5 Things to Avoid While Taking Personal Loans


When you are facing an intense financial crunch, Personal loans could be your perfect answer. Whether it is home renovation, education need or medical expenses, personal loans fulfill every need. One could avail them with hassle-free online processes and pre-approved offers. With time and innovation, borrowing loans have seen a turn and it’s now very easy to apply loans and get sanctioned it from banks or personal lenders. However, most of the borrowers commit mistakes in course of loans which end up in a bad debt or a huge loan liability for them.

Here’s a list of pitfalls you should avoid doing with personal loans to mange debt comfortably.

Not considering your repayment capacity

A personal loan aims to help you get out of financial crisis, but immature decision could cause one. Many a times borrower stretches out more than its repayment capacity, as an outcome they get deeply churned in much bigger crisis. One have to understand that personal loans are unsecured loans hence they pose much higher interest rate. It means taking a larger amount would end much costly. Before taking loans calculate your necessary expenses, apart from the EMI. It is best to take smaller loans and repay it back soon, instead of larger amount.

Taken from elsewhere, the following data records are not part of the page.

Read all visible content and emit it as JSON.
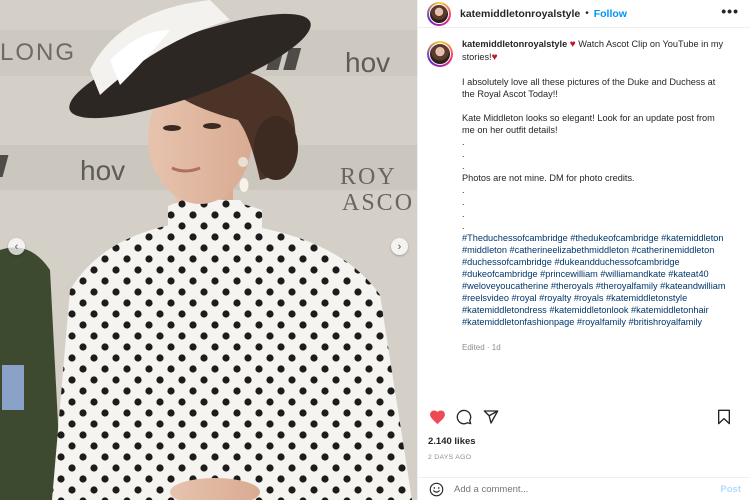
{
  "photo": {
    "alt_signage": [
      "LONG",
      "hov",
      "hov",
      "ROY",
      "ASCO"
    ]
  },
  "header": {
    "username": "katemiddletonroyalstyle",
    "separator": "•",
    "follow_label": "Follow",
    "more_label": "•••"
  },
  "caption": {
    "username": "katemiddletonroyalstyle",
    "heart": "♥",
    "line1": "Watch Ascot Clip on YouTube in my stories!",
    "para1": "I absolutely love all these pictures of the Duke and Duchess at the Royal Ascot Today!!",
    "para2": "Kate Middleton looks so elegant! Look for an update post from me on her outfit details!",
    "dot": ".",
    "credits": "Photos are not mine. DM for photo credits.",
    "hashtags": "#Theduchessofcambridge #theduke​ofcambridge #katemiddleton #middleton #catherineelizabethmiddleton #catherinemiddleton #duchessofcambridge #dukeandduchessofcambridge #dukeofcambridge #princewilliam #williamandkate #kateat40 #weloveyoucatherine #theroyals #theroyalfamily #kateandwilliam #reelsvideo #royal #royalty #royals #katemiddletonstyle #katemiddletondress #katemiddletonlook #katemiddletonhair #katemiddletonfashionpage #royalfamily #britishroyalfamily",
    "edited": "Edited · 1d"
  },
  "actions": {
    "like_icon": "heart-icon",
    "comment_icon": "comment-icon",
    "share_icon": "share-icon",
    "save_icon": "bookmark-icon",
    "like_color": "#ed4956"
  },
  "stats": {
    "likes": "2.140 likes",
    "time": "2 DAYS AGO"
  },
  "comment": {
    "placeholder": "Add a comment...",
    "post_label": "Post"
  }
}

Approaching too many lenders

Those who had taken any type of loans earlier would know the importance of credit score. When a borrower applies for loan in any bank, his/her all queries are reported on their credit history along with date. Any unsuccessful query reduces the credit score. Mostly, at time of need, borrower rapidly apply for loans with different lenders in a very short span of time, hence bank blacklist them as a ‘credit hungry’. This would reduce your chances of banks approving your loan application or may charge higher interest rate.

Disclosing existing loan

When you apply for loans in any institution, you must disclose information about all yours existing loans and obligation to the lenders. This is very important as your overall repayment capacity along with your commitment to existing liabilities, decide about loan being sanctioned to you. If you try to hide these details, you may end up on rejection of your application and also losing points in credit score.

Skipping market survey

Before sealing your deal, it is very necessary that you do a thorough market research on all options available. Every bank and lenders have their own set of benefits. You must take advantage of modern technology and compare all the aspects like interest rates, prepayment clauses and applicable charges on loans. Also, do negotiate the charges before signing any document.

Not reading the final print

Read the fine print carefully to understand every term and condition of the loans. Do not get carried away with glib talks of your lender. Examine your interest rates, pre-payment clauses and specific condition. This is very beneficial in a long term run with the institution.

Along with several traditional banks, there are some other lenders who offer exciting deals to the borrower. Do remember, do not blindly trust any agent, instead research by your own.